ERCIM News No.20 - January 1995


SZTAKI - The Bootstrap Institute EEIG has accepted in September STAKI as a full member. The Bootstrap Institute is a European non-profit organization established with the aim of further development of the Bootstrap methodology which was elaborated within the ESPRIT programme. The Bootstrap methodology is aiming at monitoring, evaluating and improving the quality of software development processes. It is based on the five-grade maturity model of the Software Engineering Institute of Carnegie-Mellon University as well as on the software quality standards of ISO, ESA, DoD, IEEE, NATO. The BOOTSTRAP Institute participates in ISO activities related to software quality and maintains close contacts with the European Software Institute.
CWI - Professor Cor Baayen, ERCIM's first president (1991-1994), has retired from his position as scientific director of CWI. On the occasion of his departure a scientific symposium was held on 20 December in Amsterdam. Speakers included Prof. Dana Scott from Carnegie Mellon University, ERCIM vice-president Prof. Alain Bensoussan from INRIA and Dr. Jan Borgman, chairman of the Board of the Netherlands Organization for Scientific Research NWO. Prof. Baayen will remain professor of mathematics at the Free University of Amsterdam.
INESC - The research Group on Dynamical Systems Control of INESC is involved in a project aiming at the development of advanced control software for solar power plants. The project, leaded by CIEMAT (Spain) is being conducted under the HCM Programme and involves several european research institutions. Tests are performed at Plataforma Solar de Almeria (PSA), a large scale facility of CIEMAT, located in the south of Spain. The role of INESC is to develop and test software for Adaptive Predictive Control of the temperature at the outlet of a parabolic-through solar collector field. The project started in January 1994 and will last for two years. In the tests conducted so far, the controller developed by INESC was able to achieve quite a good performance.

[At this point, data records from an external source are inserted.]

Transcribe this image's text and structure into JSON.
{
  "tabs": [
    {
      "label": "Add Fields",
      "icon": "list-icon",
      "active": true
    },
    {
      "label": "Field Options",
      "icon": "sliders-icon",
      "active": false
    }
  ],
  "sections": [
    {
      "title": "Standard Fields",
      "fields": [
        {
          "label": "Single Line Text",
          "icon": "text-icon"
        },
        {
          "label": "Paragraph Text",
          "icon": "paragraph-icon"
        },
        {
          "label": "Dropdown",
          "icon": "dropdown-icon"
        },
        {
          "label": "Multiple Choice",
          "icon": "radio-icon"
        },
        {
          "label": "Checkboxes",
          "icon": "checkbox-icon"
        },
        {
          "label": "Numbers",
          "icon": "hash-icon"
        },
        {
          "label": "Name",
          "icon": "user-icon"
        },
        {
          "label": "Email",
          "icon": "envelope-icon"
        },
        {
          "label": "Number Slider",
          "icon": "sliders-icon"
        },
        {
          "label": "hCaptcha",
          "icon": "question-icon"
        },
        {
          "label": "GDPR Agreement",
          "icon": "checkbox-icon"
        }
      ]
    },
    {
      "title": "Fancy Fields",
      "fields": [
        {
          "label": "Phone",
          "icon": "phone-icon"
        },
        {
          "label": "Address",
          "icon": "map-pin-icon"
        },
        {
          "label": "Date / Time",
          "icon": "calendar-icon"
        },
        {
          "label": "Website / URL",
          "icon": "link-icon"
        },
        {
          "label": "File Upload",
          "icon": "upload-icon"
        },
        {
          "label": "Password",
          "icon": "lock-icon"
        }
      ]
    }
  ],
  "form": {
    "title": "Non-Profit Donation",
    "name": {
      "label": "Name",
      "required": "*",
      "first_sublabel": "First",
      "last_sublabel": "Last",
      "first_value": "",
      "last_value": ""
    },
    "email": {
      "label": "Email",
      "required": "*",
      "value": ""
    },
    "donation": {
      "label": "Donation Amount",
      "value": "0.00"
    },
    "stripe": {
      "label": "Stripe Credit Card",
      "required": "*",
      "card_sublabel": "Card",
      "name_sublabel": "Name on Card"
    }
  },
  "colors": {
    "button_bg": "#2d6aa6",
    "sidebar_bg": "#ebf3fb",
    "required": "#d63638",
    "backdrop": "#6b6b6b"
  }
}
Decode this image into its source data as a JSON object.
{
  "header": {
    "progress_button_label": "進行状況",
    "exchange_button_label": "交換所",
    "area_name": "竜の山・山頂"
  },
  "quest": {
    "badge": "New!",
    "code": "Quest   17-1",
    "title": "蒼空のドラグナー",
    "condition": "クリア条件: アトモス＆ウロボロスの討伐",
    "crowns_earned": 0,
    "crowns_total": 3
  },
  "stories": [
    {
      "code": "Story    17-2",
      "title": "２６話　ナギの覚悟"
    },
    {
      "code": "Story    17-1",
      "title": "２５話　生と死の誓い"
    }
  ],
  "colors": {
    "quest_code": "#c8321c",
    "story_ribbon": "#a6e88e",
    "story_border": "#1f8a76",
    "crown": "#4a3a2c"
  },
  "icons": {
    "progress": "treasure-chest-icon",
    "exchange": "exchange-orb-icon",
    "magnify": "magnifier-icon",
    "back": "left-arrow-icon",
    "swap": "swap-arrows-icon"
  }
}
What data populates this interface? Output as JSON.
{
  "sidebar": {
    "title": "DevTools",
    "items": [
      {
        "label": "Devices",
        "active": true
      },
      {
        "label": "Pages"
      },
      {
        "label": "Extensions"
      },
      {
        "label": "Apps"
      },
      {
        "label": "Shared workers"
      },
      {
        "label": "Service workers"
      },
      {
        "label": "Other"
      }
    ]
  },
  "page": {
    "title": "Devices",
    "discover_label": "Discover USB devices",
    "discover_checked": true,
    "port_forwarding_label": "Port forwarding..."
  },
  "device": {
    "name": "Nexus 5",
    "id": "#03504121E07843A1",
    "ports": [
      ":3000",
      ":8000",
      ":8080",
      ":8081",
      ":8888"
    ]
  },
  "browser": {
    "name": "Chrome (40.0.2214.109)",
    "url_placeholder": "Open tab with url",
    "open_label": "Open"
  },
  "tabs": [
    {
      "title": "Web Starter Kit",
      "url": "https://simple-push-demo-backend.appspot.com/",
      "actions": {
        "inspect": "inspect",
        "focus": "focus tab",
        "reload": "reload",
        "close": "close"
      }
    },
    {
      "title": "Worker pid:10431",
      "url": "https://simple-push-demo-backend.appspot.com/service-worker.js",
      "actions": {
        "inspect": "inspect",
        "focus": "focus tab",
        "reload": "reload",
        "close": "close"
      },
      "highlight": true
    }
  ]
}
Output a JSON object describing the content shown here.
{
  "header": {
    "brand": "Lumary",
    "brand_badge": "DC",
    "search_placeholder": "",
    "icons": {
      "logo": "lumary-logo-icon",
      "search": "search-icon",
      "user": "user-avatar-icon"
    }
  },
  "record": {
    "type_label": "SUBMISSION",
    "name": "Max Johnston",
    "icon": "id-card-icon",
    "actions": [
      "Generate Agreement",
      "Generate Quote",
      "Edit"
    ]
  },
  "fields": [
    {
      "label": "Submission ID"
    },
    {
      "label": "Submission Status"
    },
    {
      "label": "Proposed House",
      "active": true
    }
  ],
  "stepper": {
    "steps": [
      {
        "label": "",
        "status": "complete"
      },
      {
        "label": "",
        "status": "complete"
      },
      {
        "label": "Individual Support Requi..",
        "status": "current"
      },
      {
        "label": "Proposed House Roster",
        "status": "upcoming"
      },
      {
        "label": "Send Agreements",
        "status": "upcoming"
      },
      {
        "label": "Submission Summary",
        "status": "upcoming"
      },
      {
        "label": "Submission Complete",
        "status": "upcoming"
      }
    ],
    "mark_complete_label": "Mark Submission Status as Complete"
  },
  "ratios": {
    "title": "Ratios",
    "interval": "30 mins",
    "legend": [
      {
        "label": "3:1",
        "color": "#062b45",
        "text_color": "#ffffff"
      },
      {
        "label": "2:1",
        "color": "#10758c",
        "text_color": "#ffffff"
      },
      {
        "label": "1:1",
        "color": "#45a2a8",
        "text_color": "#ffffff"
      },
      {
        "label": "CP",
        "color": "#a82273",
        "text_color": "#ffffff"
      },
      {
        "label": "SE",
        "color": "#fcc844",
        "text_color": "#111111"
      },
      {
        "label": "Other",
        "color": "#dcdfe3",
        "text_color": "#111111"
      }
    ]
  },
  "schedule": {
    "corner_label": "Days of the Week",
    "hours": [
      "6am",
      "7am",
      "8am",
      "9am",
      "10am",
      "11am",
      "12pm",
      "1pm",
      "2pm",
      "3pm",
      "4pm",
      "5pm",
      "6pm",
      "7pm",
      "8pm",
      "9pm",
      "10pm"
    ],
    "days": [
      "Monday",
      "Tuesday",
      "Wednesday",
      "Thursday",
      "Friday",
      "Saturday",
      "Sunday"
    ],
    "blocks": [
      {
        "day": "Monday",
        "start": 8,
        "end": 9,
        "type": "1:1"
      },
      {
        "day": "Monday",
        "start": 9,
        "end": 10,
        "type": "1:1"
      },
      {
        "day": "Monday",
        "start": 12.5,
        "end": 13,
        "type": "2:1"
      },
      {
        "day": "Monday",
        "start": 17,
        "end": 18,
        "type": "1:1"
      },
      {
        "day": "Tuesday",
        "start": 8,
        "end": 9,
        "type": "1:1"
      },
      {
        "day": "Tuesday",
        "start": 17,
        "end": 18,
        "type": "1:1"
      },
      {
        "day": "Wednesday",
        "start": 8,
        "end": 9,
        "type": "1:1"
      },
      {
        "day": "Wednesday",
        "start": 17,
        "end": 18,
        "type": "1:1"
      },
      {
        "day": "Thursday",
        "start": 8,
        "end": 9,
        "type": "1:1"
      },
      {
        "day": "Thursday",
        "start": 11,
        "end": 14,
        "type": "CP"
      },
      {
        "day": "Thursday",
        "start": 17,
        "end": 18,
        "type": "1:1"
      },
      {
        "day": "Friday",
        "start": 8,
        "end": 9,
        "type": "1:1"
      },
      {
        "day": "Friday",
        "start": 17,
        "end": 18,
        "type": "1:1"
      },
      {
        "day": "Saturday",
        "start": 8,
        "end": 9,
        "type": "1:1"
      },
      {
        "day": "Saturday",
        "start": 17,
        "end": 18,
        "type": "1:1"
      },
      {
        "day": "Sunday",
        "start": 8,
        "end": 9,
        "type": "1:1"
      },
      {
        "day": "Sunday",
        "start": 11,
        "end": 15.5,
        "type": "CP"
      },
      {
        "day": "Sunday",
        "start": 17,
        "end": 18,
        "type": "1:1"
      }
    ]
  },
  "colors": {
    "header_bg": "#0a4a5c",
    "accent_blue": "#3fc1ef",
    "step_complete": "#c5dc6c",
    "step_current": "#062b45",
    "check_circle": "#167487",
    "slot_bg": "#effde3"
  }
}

GMD - Dr. Thomas Brandes and Falk Zimmermann, both scientists at the GMD Institute for Algorithms and Scientific Computations, have received the ECCO-Achievement Award 1994 from the IBM European Cluster and Parallel Consortium. Their work falls into the category "Software Development Tools". The prize was presented to the scientists at the SuPeur '94 conference in Amsterdam. Brandes and Zimmermann have developed the software tool ADAPTOR (Automatic Data Parallelism Translator) which allows using data-parallel languages like Connection Machine Fortran (CMF) and High Performance Fortran (HPF) on all important parallel architectures with distributed memory.